From a further conversation with my pet, she informed me the friend in question’s issue is more of his particular interpretation of BDSM, in that there’s a greater instance of sex and/or intercourse at the conclusion of play, which doesn’t exist in my own.  I’ve found over the years that many that have become introduced to the scene see it through the eyes (or screens) of pay sites, where the old adage rings true “sex sells“.  This is true if you’re wanting to get clicks or $$ from people observing or participating on your website, but if you break down the acronym BDSM, there’s NOTHING in the letters to denote that the payoff is sex.

The bottom line, we have a relationship.  And if her friend doesn’t like it, with all (or little) due respect; he can go fuck himself.

Incentive

We all need a little incentive on occasion when we’re doing things for ourselves, even for others.

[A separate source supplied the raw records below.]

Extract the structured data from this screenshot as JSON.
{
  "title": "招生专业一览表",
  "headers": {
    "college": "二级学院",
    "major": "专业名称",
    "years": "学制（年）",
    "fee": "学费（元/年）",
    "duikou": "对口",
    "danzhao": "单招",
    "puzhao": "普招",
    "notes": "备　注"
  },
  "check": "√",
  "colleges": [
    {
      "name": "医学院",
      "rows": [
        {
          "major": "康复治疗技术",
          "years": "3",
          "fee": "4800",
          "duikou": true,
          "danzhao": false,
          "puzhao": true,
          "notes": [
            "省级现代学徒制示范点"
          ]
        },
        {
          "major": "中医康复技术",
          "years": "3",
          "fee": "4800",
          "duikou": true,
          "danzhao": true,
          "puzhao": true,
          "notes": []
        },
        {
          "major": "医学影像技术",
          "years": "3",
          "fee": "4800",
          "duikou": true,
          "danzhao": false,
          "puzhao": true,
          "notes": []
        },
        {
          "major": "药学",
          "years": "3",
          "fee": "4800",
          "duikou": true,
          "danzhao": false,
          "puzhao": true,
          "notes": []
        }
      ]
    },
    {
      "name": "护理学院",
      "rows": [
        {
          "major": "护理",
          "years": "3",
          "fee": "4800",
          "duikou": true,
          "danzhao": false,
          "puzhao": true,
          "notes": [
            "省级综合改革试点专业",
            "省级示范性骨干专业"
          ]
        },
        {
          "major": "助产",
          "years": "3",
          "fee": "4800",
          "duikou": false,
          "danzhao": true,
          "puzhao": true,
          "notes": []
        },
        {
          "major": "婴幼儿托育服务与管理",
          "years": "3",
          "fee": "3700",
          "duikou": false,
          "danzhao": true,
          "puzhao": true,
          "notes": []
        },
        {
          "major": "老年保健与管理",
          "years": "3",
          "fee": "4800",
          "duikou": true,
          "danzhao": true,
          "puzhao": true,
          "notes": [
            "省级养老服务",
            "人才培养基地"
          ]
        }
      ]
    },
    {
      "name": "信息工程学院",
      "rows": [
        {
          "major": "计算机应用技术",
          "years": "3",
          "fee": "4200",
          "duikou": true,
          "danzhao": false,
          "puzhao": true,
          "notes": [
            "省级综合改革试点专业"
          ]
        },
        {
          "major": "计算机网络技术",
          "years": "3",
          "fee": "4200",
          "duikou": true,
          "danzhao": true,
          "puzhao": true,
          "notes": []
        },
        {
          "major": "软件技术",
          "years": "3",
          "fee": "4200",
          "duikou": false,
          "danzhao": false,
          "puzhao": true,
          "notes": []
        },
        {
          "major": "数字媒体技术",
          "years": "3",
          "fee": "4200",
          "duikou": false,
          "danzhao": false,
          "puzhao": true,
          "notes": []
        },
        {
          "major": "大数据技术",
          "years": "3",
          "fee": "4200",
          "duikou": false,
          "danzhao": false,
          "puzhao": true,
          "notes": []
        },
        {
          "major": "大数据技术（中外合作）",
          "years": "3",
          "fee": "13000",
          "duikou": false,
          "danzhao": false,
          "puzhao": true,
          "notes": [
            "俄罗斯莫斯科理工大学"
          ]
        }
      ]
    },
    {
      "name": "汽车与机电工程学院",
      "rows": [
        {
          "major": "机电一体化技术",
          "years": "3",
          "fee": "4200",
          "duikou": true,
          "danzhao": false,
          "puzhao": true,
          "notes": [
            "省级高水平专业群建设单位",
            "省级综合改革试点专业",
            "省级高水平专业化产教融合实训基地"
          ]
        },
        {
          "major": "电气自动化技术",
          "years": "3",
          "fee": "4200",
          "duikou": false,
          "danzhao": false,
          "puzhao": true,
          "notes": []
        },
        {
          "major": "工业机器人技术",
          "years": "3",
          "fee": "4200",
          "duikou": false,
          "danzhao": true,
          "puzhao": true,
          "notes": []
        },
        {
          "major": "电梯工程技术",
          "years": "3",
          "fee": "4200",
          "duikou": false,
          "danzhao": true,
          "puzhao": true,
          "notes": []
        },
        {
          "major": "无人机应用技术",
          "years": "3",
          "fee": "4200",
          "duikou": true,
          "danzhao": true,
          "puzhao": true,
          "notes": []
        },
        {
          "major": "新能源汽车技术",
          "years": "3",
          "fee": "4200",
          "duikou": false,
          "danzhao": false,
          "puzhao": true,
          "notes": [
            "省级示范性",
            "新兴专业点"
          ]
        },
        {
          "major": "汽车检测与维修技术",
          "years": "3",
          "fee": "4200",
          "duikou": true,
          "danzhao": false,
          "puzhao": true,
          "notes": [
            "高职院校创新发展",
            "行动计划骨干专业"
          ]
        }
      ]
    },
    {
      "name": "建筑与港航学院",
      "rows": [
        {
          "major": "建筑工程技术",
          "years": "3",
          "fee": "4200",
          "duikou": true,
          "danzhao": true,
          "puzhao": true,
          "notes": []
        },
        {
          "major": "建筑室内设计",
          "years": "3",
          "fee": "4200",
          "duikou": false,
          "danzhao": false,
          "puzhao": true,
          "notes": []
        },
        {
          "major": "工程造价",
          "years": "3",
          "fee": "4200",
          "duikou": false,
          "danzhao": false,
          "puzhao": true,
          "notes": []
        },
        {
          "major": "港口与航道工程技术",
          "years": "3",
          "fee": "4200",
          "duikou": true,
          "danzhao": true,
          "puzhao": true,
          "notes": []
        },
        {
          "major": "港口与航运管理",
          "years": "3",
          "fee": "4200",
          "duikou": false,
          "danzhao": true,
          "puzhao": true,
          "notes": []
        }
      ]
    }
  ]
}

In that vein, recently my pet has started to exercise in earnest, getting a membership at her local YMCA, and keeping track of her progress using a homemade workout sheet.  With that in mind, she needed a way to print off the sheets so she’s able to keep track, so, between the two of us, we got her a used printer that I had recently been gifted by a co-worker.  I cleaned it up, found the proper drivers from the manufacturer’s website and bought new ink so it would work properly, and even managed to find the right cable in my cobble of old tech to make sure it would connect to her laptop.

One evening while we were talking on the phone after work, she suggested that we might set up a system whereby she could send me her completed workout sheets, and after looking them over, confirm that she indeed was doing what she had set out to do; (complete her self-imposed quotas) I (in turn) could reward her with a trinket or something that she has listed on her Amazon wishlist.  There are other places online (and off) where she has wishlists and desires for low-cost items that would please her, and remind her that she’s indeed doing good work and should continue in the same vein.  She’s doing it not for prizes, but for the ultimate goal of being in better health.  The trinkets are more to help her along.

To wit, so far I’ve gotten her a pendant for her, and she absolutely loved it.  I have some other things in mind, which I will be sending over the course of the next couple of weeks.  I certainly don’t want them to become ‘old hat’ or expected, so I have to be careful in what I choose to send, that there’s meaning to them.

And I don’t want them interfering with birthday, anniversary or other holiday type presents.